Киммериец, не в силах произнести ни слова, с ненавистью глядел на желтокожего. Кровь заливала его разбитое лицо.
— Смотри, смотри, варвар. Ты видишь перед собой самого Юсифа бен Кемаля, придворного убийцу мудрой Зерити! Вот какой чести удостоила тебя моя госпожа!
— Убь… ю…— выдохнул Конан, неимоверным усилием воли удерживая себя в сознании.
— Смотри, чтобы у тебя глаза с натуги не выскочили,— рассмеялся Юсиф, добавив нарочито тоненьким голоском: — Мой герой!
Заметив, как расширились зрачки Конана, он довольно оскалился, обнажая тонкие, как иглы, зубы.
— Ты на редкость догадлив, мертвец. Но погоди еще немного, и ты встретишься со своей самкой у Отца Тьмы.
— Проклятое змеиное отродье! — Ненависть придала Конану сил.— Что ты сделал с Руфией?
Потомок древних змеелюдей запрокинул голову и захохотал.
— Лично я ничего, дубоголовый. Не было ничего легче, чем заманить твою дурочку в ловушку. Можешь порадоваться, я нашел ей достойное применение.

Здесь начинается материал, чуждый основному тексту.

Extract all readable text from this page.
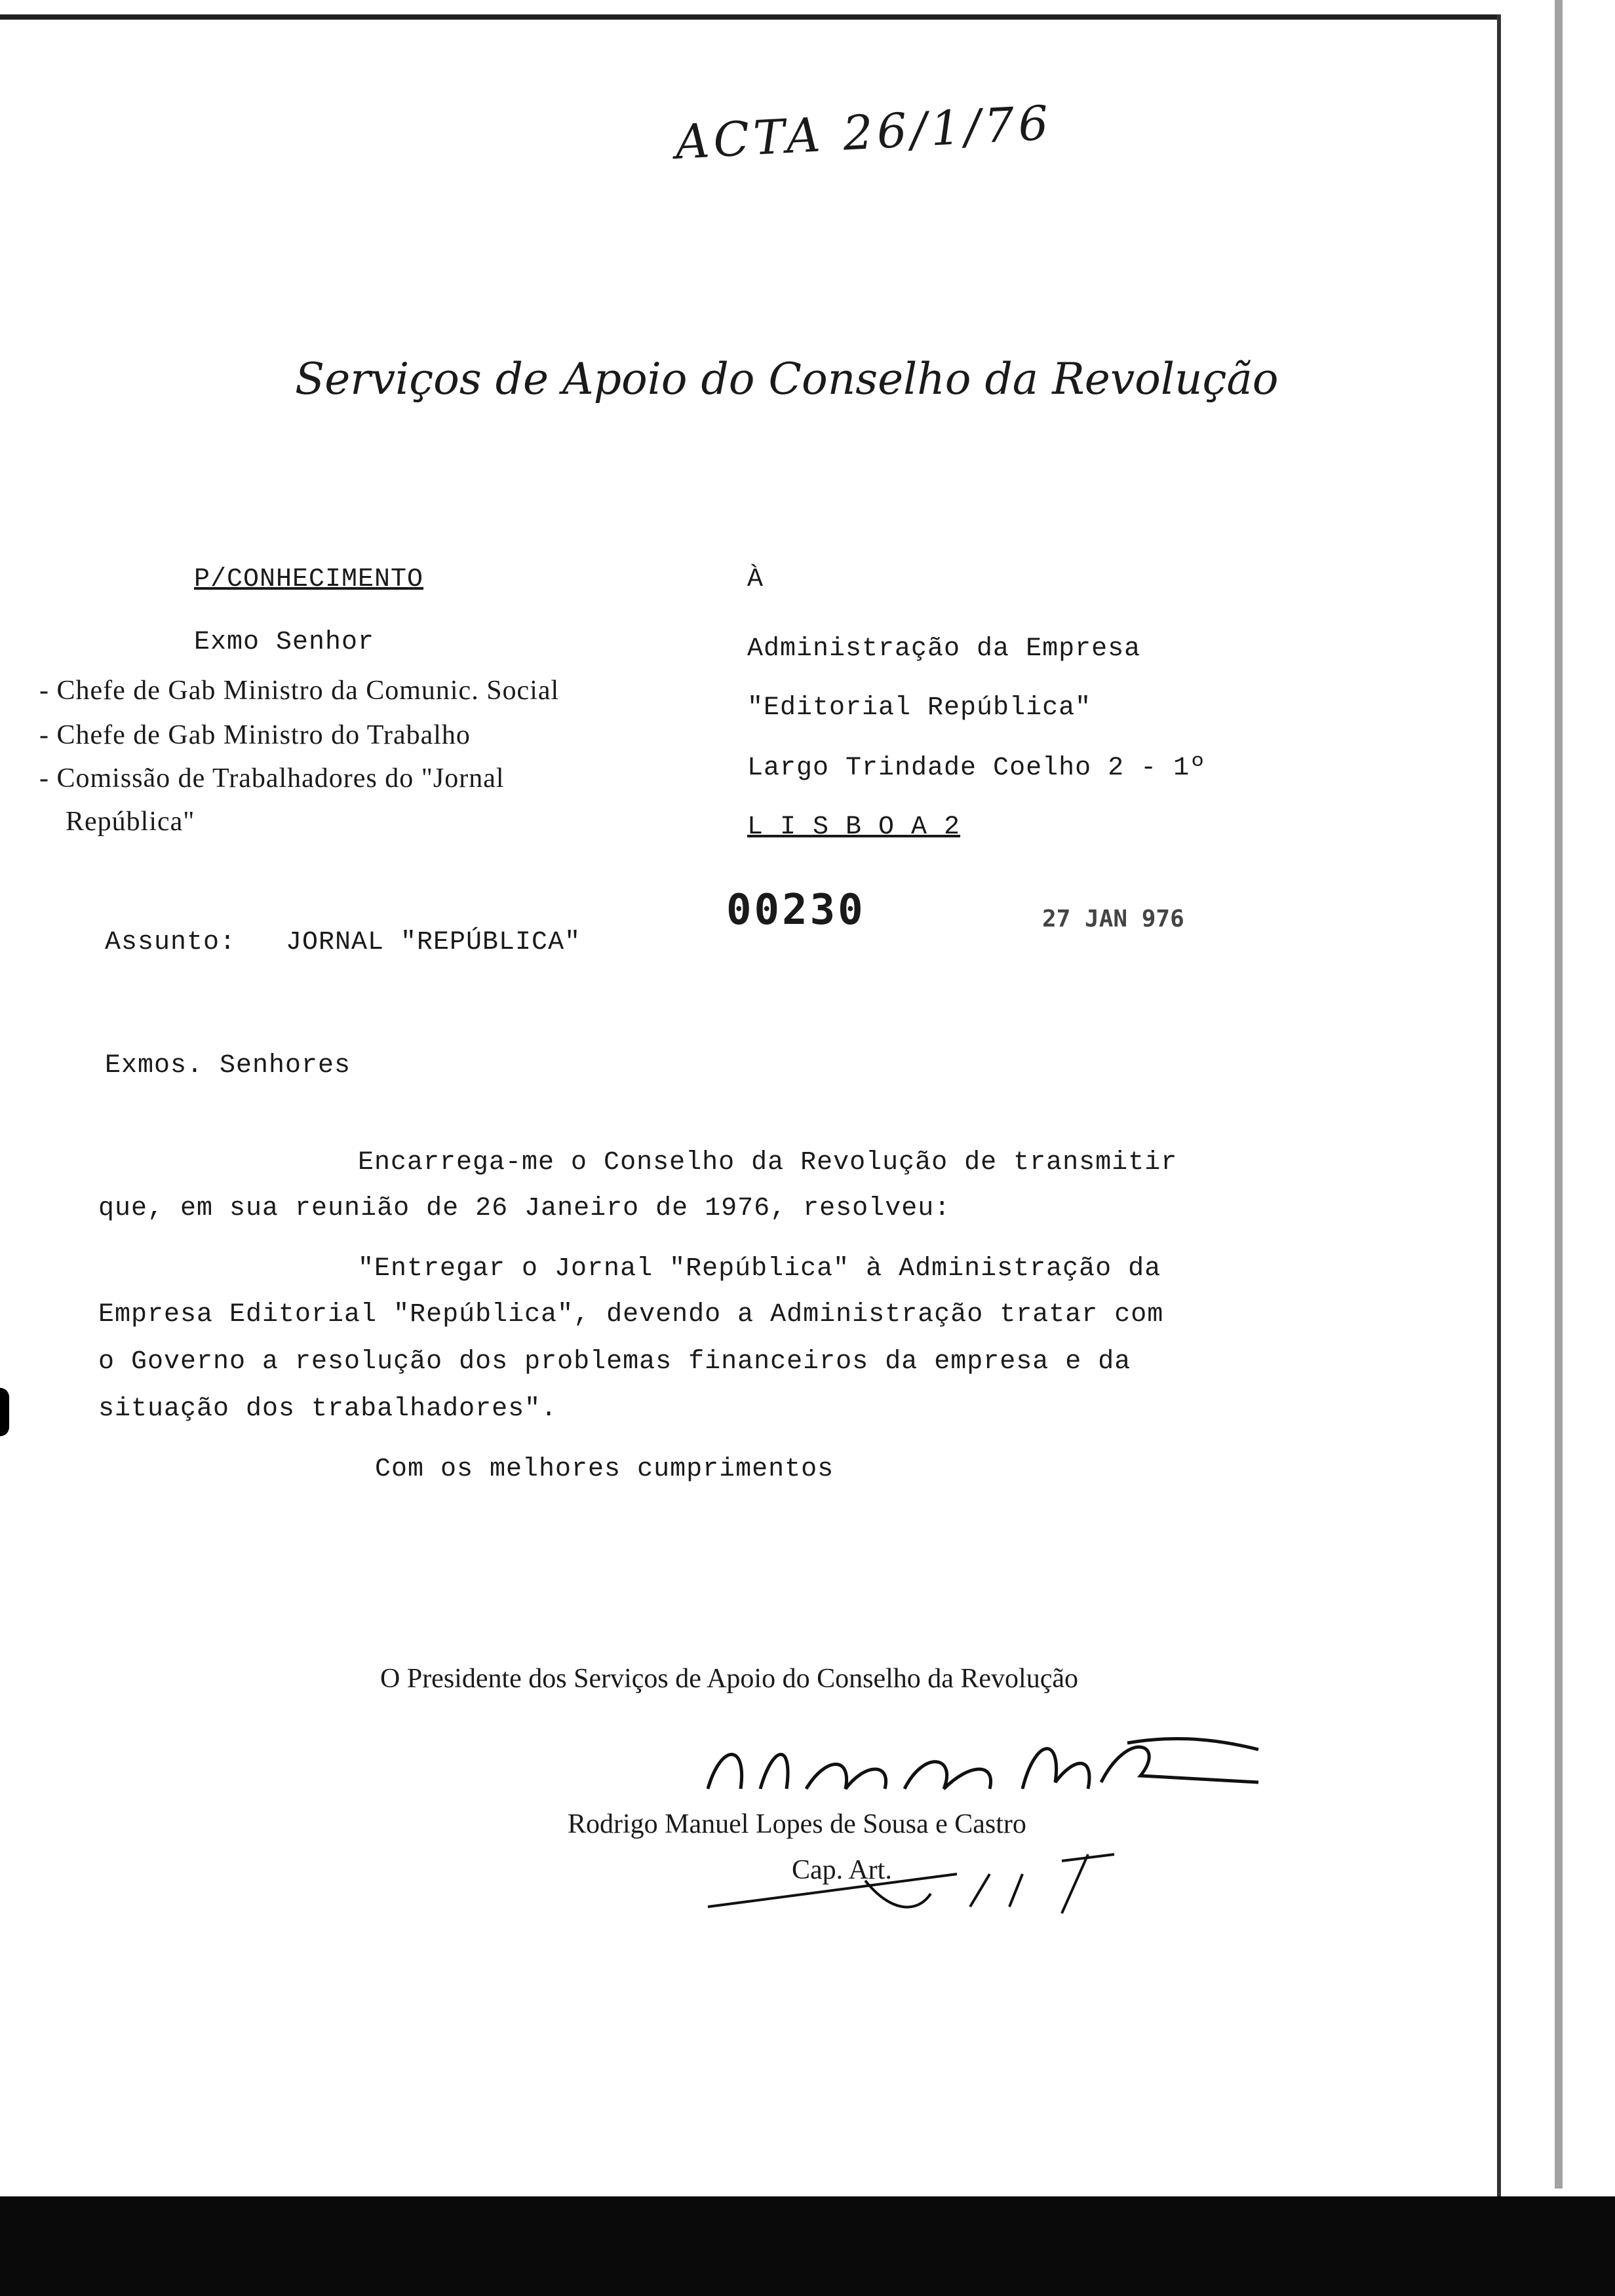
ACTA 26/1/76
Serviços de Apoio do Conselho da Revolução
P/CONHECIMENTO
Exmo Senhor
- Chefe de Gab Ministro da Comunic. Social
- Chefe de Gab Ministro do Trabalho
- Comissão de Trabalhadores do "Jornal
República"
À
Administração da Empresa
"Editorial República"
Largo Trindade Coelho 2 - 1º
L I S B O A 2
00230	27 JAN 976
Assunto: JORNAL "REPÚBLICA"
Exmos. Senhores
Encarrega-me o Conselho da Revolução de transmitir
que, em sua reunião de 26 Janeiro de 1976, resolveu:
"Entregar o Jornal "República" à Administração da
Empresa Editorial "República", devendo a Administração tratar com
o Governo a resolução dos problemas financeiros da empresa e da
situação dos trabalhadores".
Com os melhores cumprimentos
O Presidente dos Serviços de Apoio do Conselho da Revolução
Rodrigo Manuel Lopes de Sousa e Castro
Cap. Art.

Глаза Юсифа встретились с глазами Конана. Киммериец внутренне содрогнулся: в этих мутных озерах тьмы с узкими вертикальными зрачками не было ничего человеческого — лишь древние ненависть и безумие.

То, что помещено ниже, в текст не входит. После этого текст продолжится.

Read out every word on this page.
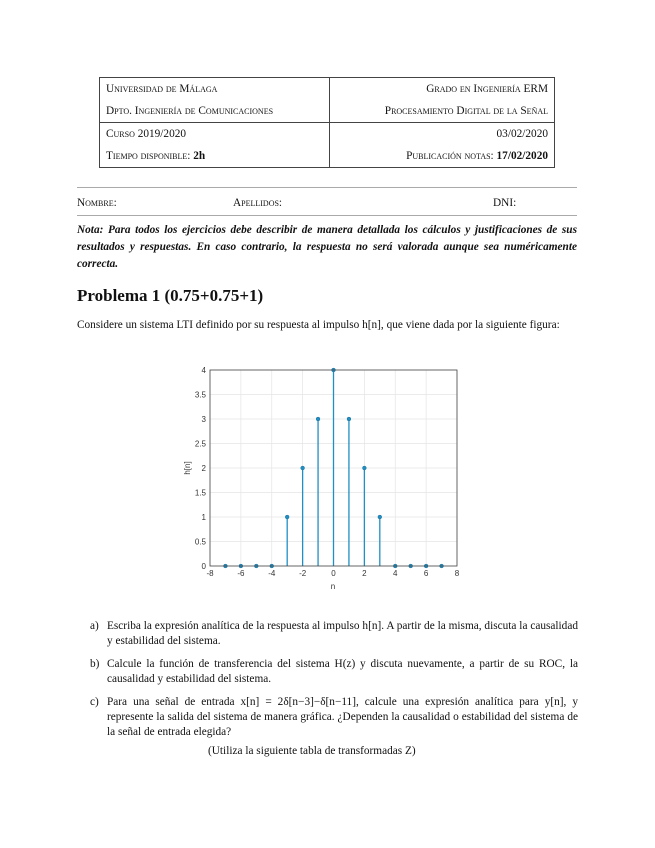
Universidad de Málaga	Grado en Ingeniería ERM
Dpto. Ingeniería de Comunicaciones	Procesamiento Digital de la Señal
Curso 2019/2020	03/02/2020
Tiempo disponible: 2h	Publicación notas: 17/02/2020
Nombre:	Apellidos:	DNI:
Nota: Para todos los ejercicios debe describir de manera detallada los cálculos y justificaciones de sus resultados y respuestas. En caso contrario, la respuesta no será valorada aunque sea numéricamente correcta.
Problema 1 (0.75+0.75+1)
Considere un sistema LTI definido por su respuesta al impulso h[n], que viene dada por la siguiente figura:
-8	-6	-4	-2	0	2	4	6	8
0
0.5
1
1.5
2
2.5
3
3.5
4
n
h[n]
a) Escriba la expresión analítica de la respuesta al impulso h[n]. A partir de la misma, discuta la causalidad y estabilidad del sistema.
b) Calcule la función de transferencia del sistema H(z) y discuta nuevamente, a partir de su ROC, la causalidad y estabilidad del sistema.
c) Para una señal de entrada x[n] = 2δ[n−3]−δ[n−11], calcule una expresión analítica para y[n], y represente la salida del sistema de manera gráfica. ¿Dependen la causalidad o estabilidad del sistema de la señal de entrada elegida?
(Utiliza la siguiente tabla de transformadas Z)
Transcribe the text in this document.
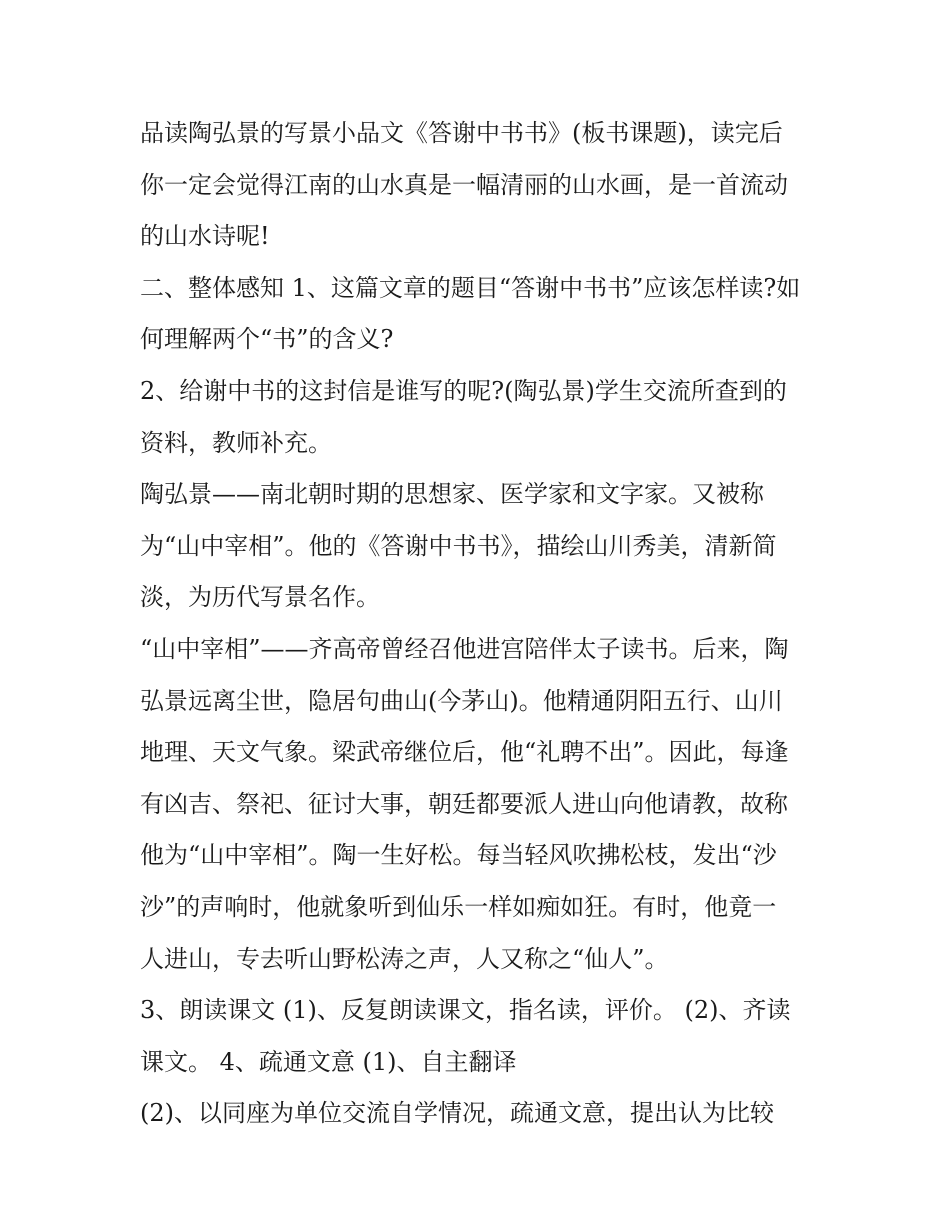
品读陶弘景的写景小品文《答谢中书书》(板书课题)，读完后
你一定会觉得江南的山水真是一幅清丽的山水画，是一首流动
的山水诗呢!
二、整体感知 1、这篇文章的题目“答谢中书书”应该怎样读?如
何理解两个“书”的含义?
2、给谢中书的这封信是谁写的呢?(陶弘景)学生交流所查到的
资料，教师补充。
陶弘景——南北朝时期的思想家、医学家和文字家。又被称
为“山中宰相”。他的《答谢中书书》，描绘山川秀美，清新简
淡，为历代写景名作。
“山中宰相”——齐高帝曾经召他进宫陪伴太子读书。后来，陶
弘景远离尘世，隐居句曲山(今茅山)。他精通阴阳五行、山川
地理、天文气象。梁武帝继位后，他“礼聘不出”。因此，每逢
有凶吉、祭祀、征讨大事，朝廷都要派人进山向他请教，故称
他为“山中宰相”。陶一生好松。每当轻风吹拂松枝，发出“沙
沙”的声响时，他就象听到仙乐一样如痴如狂。有时，他竟一
人进山，专去听山野松涛之声，人又称之“仙人”。
3、朗读课文 (1)、反复朗读课文，指名读，评价。 (2)、齐读
课文。 4、疏通文意 (1)、自主翻译
(2)、以同座为单位交流自学情况，疏通文意，提出认为比较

— Так вот, мой мертвый друг,— продолжил змеечеловек.— Я не разделяю религиозных заблуждений адептов Золотого Павлина, но их способы поклонения этому кровожадному демону крайне забавны. Думаю, твоя подружка вскоре с ними познакомится.
Между тем послышались крики и топот бегущих к таверне стражников. Желтоликий издал торжествующий смешок и кивнул Конану:
— Пришла пора расстаться, пес. Жалко, что у меня нет времени, чтобы снять с тебя кожу. Из твоей дубленой шкуры вышел бы неплохой подарок для госпожи!

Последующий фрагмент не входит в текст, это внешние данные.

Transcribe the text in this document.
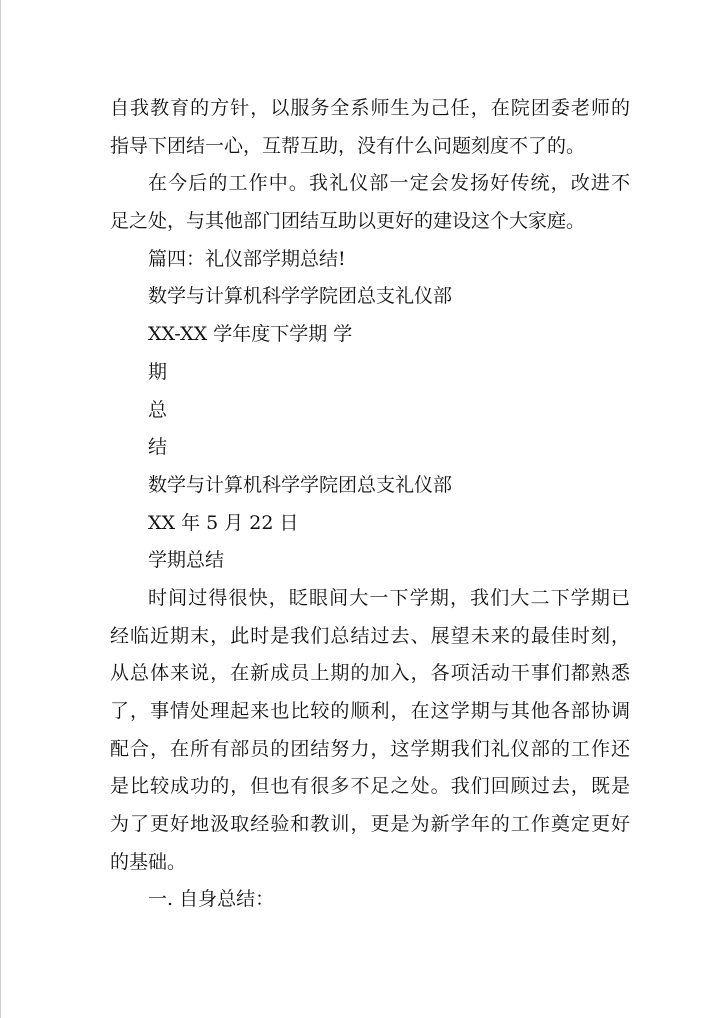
自我教育的方针，以服务全系师生为己任，在院团委老师的
指导下团结一心，互帮互助，没有什么问题刻度不了的。
在今后的工作中。我礼仪部一定会发扬好传统，改进不
足之处，与其他部门团结互助以更好的建设这个大家庭。
篇四：礼仪部学期总结!
数学与计算机科学学院团总支礼仪部
XX-XX 学年度下学期 学
期
总
结
数学与计算机科学学院团总支礼仪部
XX 年 5 月 22 日
学期总结
时间过得很快，眨眼间大一下学期，我们大二下学期已
经临近期末，此时是我们总结过去、展望未来的最佳时刻，
从总体来说，在新成员上期的加入，各项活动干事们都熟悉
了，事情处理起来也比较的顺利，在这学期与其他各部协调
配合，在所有部员的团结努力，这学期我们礼仪部的工作还
是比较成功的，但也有很多不足之处。我们回顾过去，既是
为了更好地汲取经验和教训，更是为新学年的工作奠定更好
的基础。
一. 自身总结：
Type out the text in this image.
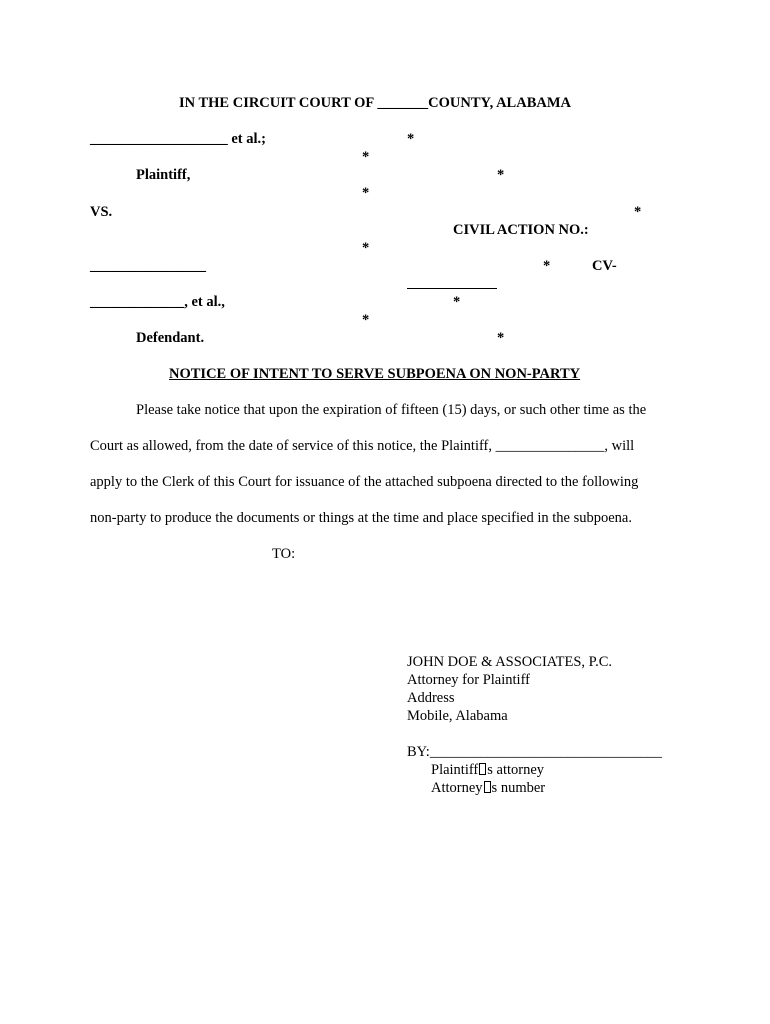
IN THE CIRCUIT COURT OF _______COUNTY, ALABAMA
___________________ et al.;
Plaintiff,
VS.
________________
_____________, et al.,
Defendant.
*
*
*
*
*
*
*
*
*
*
CIVIL ACTION NO.:
CV-
NOTICE OF INTENT TO SERVE SUBPOENA ON NON-PARTY
Please take notice that upon the expiration of fifteen (15) days, or such other time as the
Court as allowed, from the date of service of this notice, the Plaintiff, _______________, will
apply to the Clerk of this Court for issuance of the attached subpoena directed to the following
non-party to produce the documents or things at the time and place specified in the subpoena.
TO:
JOHN DOE & ASSOCIATES, P.C.
Attorney for Plaintiff
Address
Mobile, Alabama
BY:________________________________
Plaintiff s attorney
Attorney s number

Юсиф, уверенный в своей безнаказанности, направился к черному ходу.
Конан, прикладывая невероятные усилия, чтобы преодолеть действие сковывавшего его мышцы и разум яда, сумел перевернуться на живот. В его мозгу пульсировал черный огонь ненависти и горя. Каким-то чудом он сумел подняться на колени — от напряжения, которое для этого потребовалось, у него из ушей и из носа хлынула кровь. Собрав всю свою волю в кулак, киммериец нащупал за поясом рукоять уже выручившего его сегодня кинжала. С именем Крома на устах он послал клинок в цель, вложив в бросок последние силы.
Будто что-то почувствовав, Юсиф обернулся, и взгляды двух непримиримых врагов встретились. Голубые, цвета льда и тумана, глаза сына человеческого вперились в желтые, с вертикальными зрачками глаза потомка древней расы змеелюдей. На протяжении мига, по сравнению с которым удар сердца кажется вечностью, они смотрели друг на друга. И пока в одних мерк свет, в других разгорались нечеловеческая злоба и отчаяние.
Сорванная с петель дверь рухнула, и ворвавшиеся в таверну стражники оказались свидетелями удивительной сцены. В одном конце зала, раскинув руки, падал бледный как смерть огромный северянин, а в другом на залитый вином и кровью пол валился желтоликий человек в черной хламиде. Его руки были протянуты вперед, будто он в последнее мгновение пытался остановить смерть. Сбившийся назад капюшон обнажил вызывающую дрожь ужаса чешуйчатую голову колдуна, а из одного из лишенных век змеиных глаз, войдя в него по самую рукоять, торчал тяжелый хорайский кинжал.